进一步的,所述步骤1中,金属铬粉与石墨烯的质量比为1000:1。
进一步的,所述步骤1中的石墨烯由机械法剥离得到,且层数为10层以下,鳞片大小为2-30微米。
进一步的,所述步骤1中,混合物的总重量为10g。
进一步的,所述步骤3中,铬盐和铁盐的盐溶液混合液中,铬盐和铁盐的混合比例为(1-30):1。
进一步的,所述步骤6的具体步骤为:
将步骤5中获得的粉料,置于管式气氛炉中,通入保护气体氩气,并将炉温升至850-950℃后保温煅烧2小时,然后随炉冷却,取出粉料,将粉料轻微研磨成分散状态即可获得石墨烯掺杂改性的氧电极材料。
一种钢液低氧定氧电池用石墨烯改性电极材料,由上述方法制成。
本发明的有益效果为:本发明通过将石墨烯材料与传统的氧电极材料以合适的状态相结合,将石墨烯材料与电极材料形成独特的掺杂结构,以这种结构的氧电极材料与性能良好的氧化锆固体电解质管组装成的氧电池,在钢水高温低氧条件测定时,石墨烯结构在电极反应过程中起到了导电桥梁的作用,彻底解决了传统电极材料在电极反应过程中导电传质不顺畅的问题,从而保证了低氧定氧探头的精确度、稳定性和灵敏度,完全满足现场对低氧定氧探头的需求。
附图说明
图1为本发明的原位共沉淀结合石墨烯改性电极材料的扫描电镜图;
图2为原位共沉淀法电极材料测试结果示意图;
图3为本发明的原位共沉淀结合石墨烯改性电极材料测试结果示意图。
具体实施方式
以下对本发明的原理和特征进行描述,所举实例只用于解释本发明,并非用于限定本发明的范围。

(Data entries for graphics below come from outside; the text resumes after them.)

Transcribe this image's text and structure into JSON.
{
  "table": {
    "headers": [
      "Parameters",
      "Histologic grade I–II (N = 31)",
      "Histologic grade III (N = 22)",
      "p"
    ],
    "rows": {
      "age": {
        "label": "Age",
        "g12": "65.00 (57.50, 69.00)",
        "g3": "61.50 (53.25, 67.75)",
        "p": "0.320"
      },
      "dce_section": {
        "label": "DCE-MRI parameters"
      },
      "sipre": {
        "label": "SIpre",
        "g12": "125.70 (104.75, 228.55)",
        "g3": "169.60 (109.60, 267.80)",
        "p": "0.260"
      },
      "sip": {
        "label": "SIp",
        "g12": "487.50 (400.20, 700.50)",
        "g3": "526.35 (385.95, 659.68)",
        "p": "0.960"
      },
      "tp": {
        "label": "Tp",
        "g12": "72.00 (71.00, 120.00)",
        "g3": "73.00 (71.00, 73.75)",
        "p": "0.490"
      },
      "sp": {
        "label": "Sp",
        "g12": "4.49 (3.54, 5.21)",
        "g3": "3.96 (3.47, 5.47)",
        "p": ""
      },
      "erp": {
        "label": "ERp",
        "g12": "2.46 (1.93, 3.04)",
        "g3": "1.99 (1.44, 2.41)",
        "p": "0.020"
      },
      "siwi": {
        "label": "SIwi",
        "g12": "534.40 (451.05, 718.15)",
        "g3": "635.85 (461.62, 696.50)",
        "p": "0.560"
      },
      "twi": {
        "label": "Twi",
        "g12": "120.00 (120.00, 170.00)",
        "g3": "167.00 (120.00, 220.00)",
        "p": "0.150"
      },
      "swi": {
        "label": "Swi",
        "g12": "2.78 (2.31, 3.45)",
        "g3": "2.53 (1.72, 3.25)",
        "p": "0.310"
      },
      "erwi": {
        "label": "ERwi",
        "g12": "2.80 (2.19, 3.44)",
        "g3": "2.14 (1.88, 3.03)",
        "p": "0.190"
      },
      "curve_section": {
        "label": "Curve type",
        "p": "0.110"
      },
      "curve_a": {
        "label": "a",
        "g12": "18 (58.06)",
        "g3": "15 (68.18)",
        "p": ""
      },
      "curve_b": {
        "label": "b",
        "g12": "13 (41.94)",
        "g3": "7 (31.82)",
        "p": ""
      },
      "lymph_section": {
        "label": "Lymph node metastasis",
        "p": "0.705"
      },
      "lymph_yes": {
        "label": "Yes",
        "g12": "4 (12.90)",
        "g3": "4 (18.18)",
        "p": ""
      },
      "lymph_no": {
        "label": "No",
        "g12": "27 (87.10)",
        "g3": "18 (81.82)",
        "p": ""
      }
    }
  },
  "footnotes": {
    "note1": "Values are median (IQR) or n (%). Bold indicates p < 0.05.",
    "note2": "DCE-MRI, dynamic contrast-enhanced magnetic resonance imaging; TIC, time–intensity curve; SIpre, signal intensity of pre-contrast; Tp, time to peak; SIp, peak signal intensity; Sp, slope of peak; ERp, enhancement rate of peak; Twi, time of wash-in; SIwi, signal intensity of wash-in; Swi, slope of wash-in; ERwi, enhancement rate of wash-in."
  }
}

钢液低氧定氧电池用石墨烯改性电极材料制备方法,包括以下步骤:
一、将金属铬粉(200目~325目)与石墨烯以质量比1000:1比例混合(铬粉10克,石墨烯0.01克),然后加入20ml去离子水,搅拌分散成为悬浮液;所述石墨烯由机械法剥离得到,且层数为10层以下,鳞片大小为2-30微米;二、在搅拌的条件下,向步骤1中加入10ml氨水(浓度25%,密度0.91g/ml),并同时加入80ml去离子水并继续保持搅拌状态;
三、采用金属铬的盐(比如硝酸铬、氯化铬等)和金属铁的盐(硝酸铁、氯化铁等),分别配置成适当浓度(浓度范围为质量分数10%~60%)的盐溶液,并将两者混合均匀(二者混合比例为铬盐:铁盐=(1-30):1,质量比);
四、将步骤2的混合液升温至40℃,并继续保持搅拌状态,然后步骤3中的盐溶液缓慢滴入步骤2的混合液中(盐溶液与混合液的比例为(1-5):(10-50),质量比),该过程即为原位共沉淀反应,该种方式最大的特点是可以保证产生的氢氧化铬和氢氧化铁沉淀物均匀的分散在金属铬和石墨烯的表面,形成良好的界面接触,这样主体电极材料就形成了典型的“核壳”结构,这就为电极材料的高反应活性奠定了坚实的基础,同时石墨烯二维结构又均匀分散在该“核壳”结构的电极材料之中,为电极材料提供了“导电桥梁”的作用,这又为电极材料的高灵敏性提供了结构支撑;
五、用去离子水反复清洗、抽滤5次后,然后再加入适当比例(100~600ml)的无水乙醇,混合搅拌均匀;
六、将第五步骤中的分散液置于玻璃旋蒸发仪中,边加热边旋转,直至乙醇和水完全烘干后,将粉料倒出;
七、将第六步中获得的粉料,置于管式气氛炉中,通入保护气体氩气,并将炉温升至900℃保温煅烧2小时,然后随炉冷却,取出最后成品,轻微研磨成分散状态即可获得石墨烯掺杂改性的氧电极材料。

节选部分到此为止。